Bulutlar Kimindir? eskilerin deyişiyle "yetişkinlere yönelik" bir resimli kitap", çizgi roman değil...
Geçen yıl çıktı
Grip, anne tarafından Türk olan Lale Westvind'e ait bir grafik roman albümü. Piyasa kodlarıyla bakıldığında hemen her yerde azınlıkta kalacak, pek çok bakımdan kolay anlaşılmayacak bir çalışma. Öncelikle çizgiler "
street art" ve "
graffiti" havasında belirginleştirilmiş, hikayenin kahramanı olan kadın, siyasal karikatürlerin
omnipotent erkek işçi klişesini andırıyor. Yetmişli yılların underground çizgi romanlarını izleyen bir anaakım çizgi karşıtlığı var, "güzel kadın" estetiğini reddediyor mesela.
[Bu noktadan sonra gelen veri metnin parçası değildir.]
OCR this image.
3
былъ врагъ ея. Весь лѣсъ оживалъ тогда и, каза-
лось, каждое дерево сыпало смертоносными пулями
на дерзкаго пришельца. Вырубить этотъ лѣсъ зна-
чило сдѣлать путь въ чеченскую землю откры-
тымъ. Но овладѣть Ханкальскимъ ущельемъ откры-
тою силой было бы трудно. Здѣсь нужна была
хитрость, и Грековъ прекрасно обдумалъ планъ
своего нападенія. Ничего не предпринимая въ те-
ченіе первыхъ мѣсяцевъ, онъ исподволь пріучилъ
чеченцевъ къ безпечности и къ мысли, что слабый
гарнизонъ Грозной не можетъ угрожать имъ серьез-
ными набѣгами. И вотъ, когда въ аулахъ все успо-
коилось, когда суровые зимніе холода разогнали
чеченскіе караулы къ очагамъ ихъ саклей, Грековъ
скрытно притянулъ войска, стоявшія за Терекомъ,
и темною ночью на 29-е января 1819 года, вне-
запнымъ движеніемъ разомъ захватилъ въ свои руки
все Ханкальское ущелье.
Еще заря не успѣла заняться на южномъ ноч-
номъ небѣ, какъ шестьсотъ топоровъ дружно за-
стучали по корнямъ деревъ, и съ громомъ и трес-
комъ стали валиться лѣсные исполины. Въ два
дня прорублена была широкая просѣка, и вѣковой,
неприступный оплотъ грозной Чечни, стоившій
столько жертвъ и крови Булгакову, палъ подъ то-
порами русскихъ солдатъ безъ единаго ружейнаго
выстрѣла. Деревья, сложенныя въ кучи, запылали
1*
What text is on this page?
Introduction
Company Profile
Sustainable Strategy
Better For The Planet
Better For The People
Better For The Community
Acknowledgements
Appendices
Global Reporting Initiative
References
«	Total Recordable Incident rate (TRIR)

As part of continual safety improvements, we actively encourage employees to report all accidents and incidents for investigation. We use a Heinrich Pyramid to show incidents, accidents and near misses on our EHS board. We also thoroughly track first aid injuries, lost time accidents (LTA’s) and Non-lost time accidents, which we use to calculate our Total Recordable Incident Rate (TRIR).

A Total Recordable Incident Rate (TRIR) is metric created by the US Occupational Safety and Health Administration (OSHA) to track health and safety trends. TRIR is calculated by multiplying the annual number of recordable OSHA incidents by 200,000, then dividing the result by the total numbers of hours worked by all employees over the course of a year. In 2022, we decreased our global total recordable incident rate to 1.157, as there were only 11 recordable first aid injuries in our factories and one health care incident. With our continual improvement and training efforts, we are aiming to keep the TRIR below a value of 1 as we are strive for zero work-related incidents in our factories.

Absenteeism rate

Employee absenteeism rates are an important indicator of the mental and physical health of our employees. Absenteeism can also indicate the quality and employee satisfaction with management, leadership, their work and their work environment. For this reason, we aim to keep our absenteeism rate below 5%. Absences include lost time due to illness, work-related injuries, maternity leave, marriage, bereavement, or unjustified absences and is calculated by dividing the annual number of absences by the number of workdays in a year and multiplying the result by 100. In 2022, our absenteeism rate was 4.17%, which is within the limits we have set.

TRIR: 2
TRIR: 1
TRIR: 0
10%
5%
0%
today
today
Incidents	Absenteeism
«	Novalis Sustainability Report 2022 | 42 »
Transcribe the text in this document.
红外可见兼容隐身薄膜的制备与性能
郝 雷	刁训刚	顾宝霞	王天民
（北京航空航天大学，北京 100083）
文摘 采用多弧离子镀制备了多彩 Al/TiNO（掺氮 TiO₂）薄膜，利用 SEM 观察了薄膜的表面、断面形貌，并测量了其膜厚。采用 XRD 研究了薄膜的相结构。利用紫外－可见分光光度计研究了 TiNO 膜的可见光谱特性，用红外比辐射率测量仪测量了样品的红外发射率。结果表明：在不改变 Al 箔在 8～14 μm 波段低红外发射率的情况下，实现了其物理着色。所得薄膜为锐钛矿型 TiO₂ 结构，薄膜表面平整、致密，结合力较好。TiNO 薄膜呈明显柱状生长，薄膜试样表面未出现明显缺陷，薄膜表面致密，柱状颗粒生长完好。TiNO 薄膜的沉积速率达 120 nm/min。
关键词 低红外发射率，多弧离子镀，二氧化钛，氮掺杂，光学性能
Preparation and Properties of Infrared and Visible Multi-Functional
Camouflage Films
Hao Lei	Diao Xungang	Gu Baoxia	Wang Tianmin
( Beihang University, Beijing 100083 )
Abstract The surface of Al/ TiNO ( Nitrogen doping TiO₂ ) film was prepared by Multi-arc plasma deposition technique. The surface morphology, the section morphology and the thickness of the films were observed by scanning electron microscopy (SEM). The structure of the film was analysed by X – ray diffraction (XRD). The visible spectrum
Crumb da iri ve güçlü, hatta "
çirkince" kadınlar çizerdi ama oradan bir fantezi ve erotizm çıkarmaya çalışırdı. Lale, böyle bir şey denemiyor, aseksüel görünüyor hatta, kadın kahramanının hiç öyle bir derdi yok, aşksız-hazsız trip hikayesi okuyoruz . Feminist bir okumayla yorumlanabilecek vurgular eklenmiş, bizi buna yönlendiriyor... Böyle olunca erkekleri nasıl çizmiş diye baktım ister istemez, özenli bir kadın dostluğu vurgulanmış çünkü... Erkek işçilere, ellerini kullanarak çalışanlara karşı sempati gösterilmiş. Mekanizme, kapitalizme muhalefet ettiğini de anlıyorsunuz ama bunu çok doğrudan istiflememiş. Jodorowsky havasında retro bir kaçış fantezisi dedi bir arkadaşım... Olabilir dedim. Az bulunur ve az satacak, ilgi görmeyecek bir "arthouse" çizgi roman. +++
Hilda, çocuklar için üretilmiş bir çizgi roman dizisi ama genel eğilimleri itibarıyla çocuklara çocuksu bakmayan, hikayesine yetişkin ölçüsünde hafif korku ve gerilim katan, kendi evrenini oluşturan bir anlatı. Pedagojiyi yeniden yorumlayan çocuk literatüründen bir örnek de sayılabilir. İskandinav mitolojisi yüksek reytingli dizilerle global anaakıma dahil oldu, bu da o dalgayla gelen anlatılardan biri de diyebilirdim. Sevimli çizgileri, akıllı bir hikayeciğe sahip.